The China-Pakistan Economic Corridor (CPEC) promises many forms of benefits for the country. An increase in foreign direct investment is one of the more major and immediate boons. However, by the looks of things, the government is not reaping all the benefits, and the many tax breaks being provided for Chinese investors is causing us to lose much more than we should be. Cuts and breaks on custom duties, federal excise and withholding taxes, income and sales taxes have all been promised.
Encouraging investment is well and good, but it must not reach a point where looking to incentivise takes away from important revenue streams. Rs 150 billion – the amount lost as a result of these tax breaks – is a large amount and if the government is looking to forgo this amount, it must have a substitute in mind. Merely asserting that Chinese investment will bring development is not enough; the government must have a realistic plan for increasing its revenue from other sources.
Additionally, while providing tax breaks to Chinese investors opens up immediate opportunities for projects to start, not offering the same incentives to domestic investors leaves them out in the cold, and does nothing to foster local businesses, and in fact prevents them from flourishing by pitting them against competition that the government is backing. Pakistani investors and businesses are bound to feel discriminated against, and they will be completely justified if they do.
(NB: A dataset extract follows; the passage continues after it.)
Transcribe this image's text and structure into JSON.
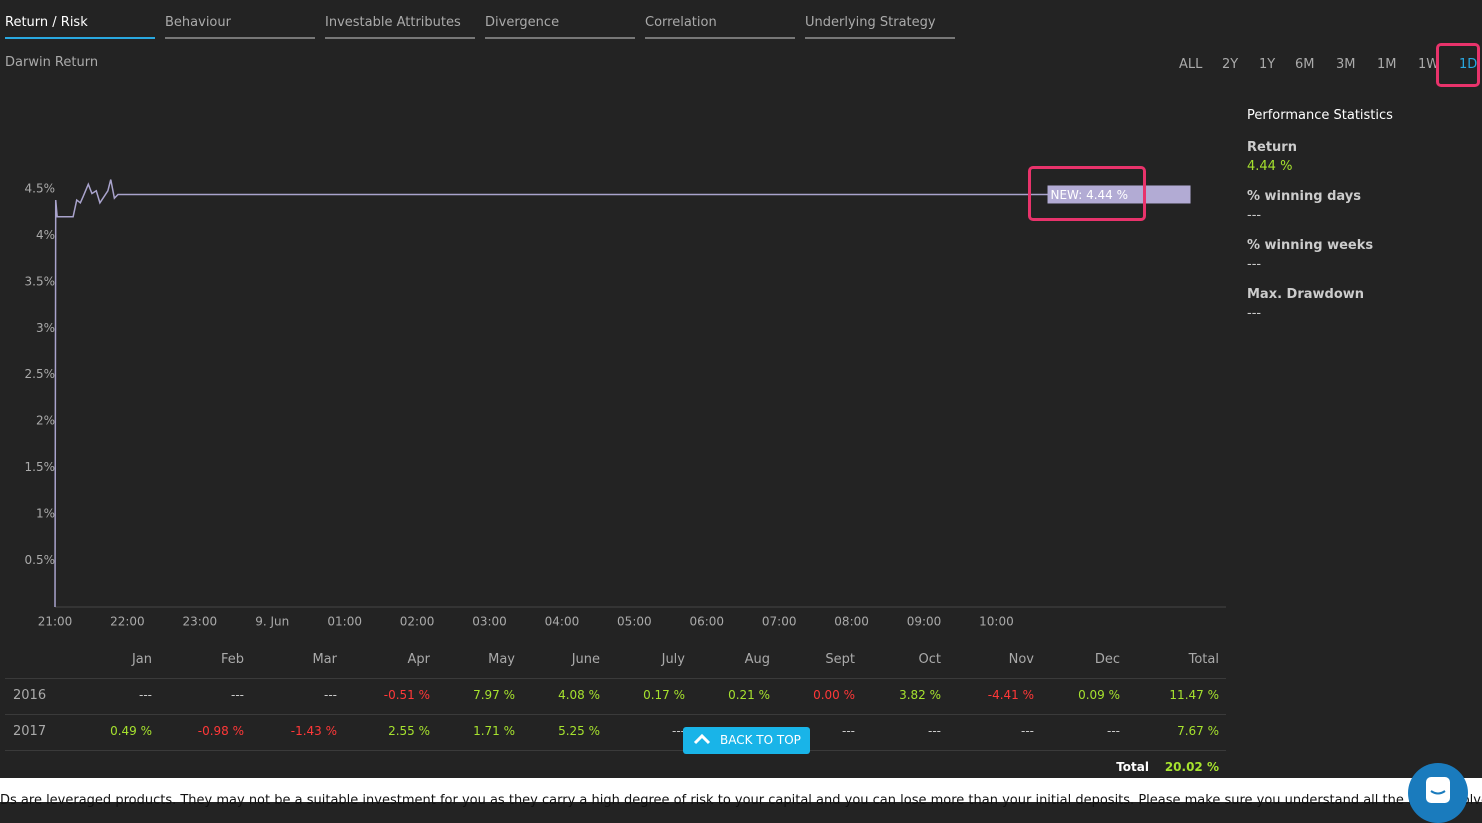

Incentivising foreign investors is not a bad thing, but the government must balance this by ensuring that domestic businesses are allowed to offer fair competition – if Chinese investors have access to duty-free machinery, equipment and are not charged other federal excise or withholding taxes, they are already one foot ahead of the locals.
The government needs to look at CPEC from all angles, there are aspects beyond infrastructure development, and Pakistan should look to get the maximum out of this mega-project.